Atrial Fibrillation Surgery
The Convergent Procedure
At the Maimonides Heart & Vascular Center, we have adopted a multidisciplinary approach to the treatment of atrial fibrillation, drawing on the expertise of cardiothoracic surgeons and electrophysiologists (EPs). This convergent procedure is a minimally invasive, epicardial (outside the heart) and endocardial (inside the heart) approach to treatment.
The convergent procedure offers access to the heart without requiring chest incisions or ports, lung deflation, or pericardial dissections. First, the surgeon inserts a videoscope to view the beating heart through a single, small incision in the abdomen. The surgeon then creates a series of linear lesions on the surface of the heart using radiofrequency ablation. Finally, the electrophysiologist uses three-dimensional endocardial mapping and ablation inside the heart to isolate the pulmonary veins and the posterior left atrium. Click here for more information on the convergent procedure.
The Maze Procedure
A surgical procedure called the Maze Procedure has had excellent results in curing AF. This procedure requires that the cardiac surgeon open the chest, use a heart-lung machine and make numerous small incisions on the atria to block the flow of excess electrical signals that cause AF. Although this is an extremely successful procedure, it is limited in its acceptance due to the invasive technique used.
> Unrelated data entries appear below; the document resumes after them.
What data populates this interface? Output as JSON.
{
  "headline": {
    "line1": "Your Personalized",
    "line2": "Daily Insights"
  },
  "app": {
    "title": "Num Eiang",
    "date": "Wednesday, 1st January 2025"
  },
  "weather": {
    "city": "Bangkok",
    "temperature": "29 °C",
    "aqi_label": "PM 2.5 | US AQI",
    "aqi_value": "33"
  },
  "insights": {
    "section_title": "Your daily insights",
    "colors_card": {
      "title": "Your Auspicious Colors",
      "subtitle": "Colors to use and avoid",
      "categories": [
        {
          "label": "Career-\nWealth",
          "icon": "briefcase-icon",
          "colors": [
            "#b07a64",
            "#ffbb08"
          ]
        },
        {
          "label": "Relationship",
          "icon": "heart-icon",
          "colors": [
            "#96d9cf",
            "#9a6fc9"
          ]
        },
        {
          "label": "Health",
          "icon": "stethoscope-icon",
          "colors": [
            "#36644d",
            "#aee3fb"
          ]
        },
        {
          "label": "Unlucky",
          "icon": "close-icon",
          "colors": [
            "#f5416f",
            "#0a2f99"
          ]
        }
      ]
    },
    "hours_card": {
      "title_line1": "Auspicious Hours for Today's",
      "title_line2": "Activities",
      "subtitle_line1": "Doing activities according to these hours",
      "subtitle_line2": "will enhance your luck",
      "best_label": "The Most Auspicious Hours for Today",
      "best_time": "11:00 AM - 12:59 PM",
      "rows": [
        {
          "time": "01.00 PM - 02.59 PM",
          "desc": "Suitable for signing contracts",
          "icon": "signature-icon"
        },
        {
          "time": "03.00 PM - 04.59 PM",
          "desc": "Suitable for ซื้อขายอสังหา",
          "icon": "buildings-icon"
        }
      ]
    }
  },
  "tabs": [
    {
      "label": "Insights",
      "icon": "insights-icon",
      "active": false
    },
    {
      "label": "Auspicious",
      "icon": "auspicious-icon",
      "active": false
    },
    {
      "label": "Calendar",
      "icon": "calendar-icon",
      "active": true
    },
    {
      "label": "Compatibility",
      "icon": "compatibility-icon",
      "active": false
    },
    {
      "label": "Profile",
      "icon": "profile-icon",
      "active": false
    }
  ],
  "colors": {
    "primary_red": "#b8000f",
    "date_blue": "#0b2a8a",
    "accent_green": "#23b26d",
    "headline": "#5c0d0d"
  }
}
Recent advances, pioneered by the doctors at Maimonides, have greatly simplified surgery to stop AF. They have developed a technique known as Endoscopic Microwave Ablation (or a modified Maze), which is much faster and safer than the Maze. In this procedure, surgeons use radio frequency or microwave energy probes to create the same scars as traditional surgery, but does not require the use of a heart-lung machine. It does not require stopping the heart or making incisions on it. It can be performed through tiny key-hole incisions in the chest and usually can be completed within two hours. Patients often go home the day after surgery.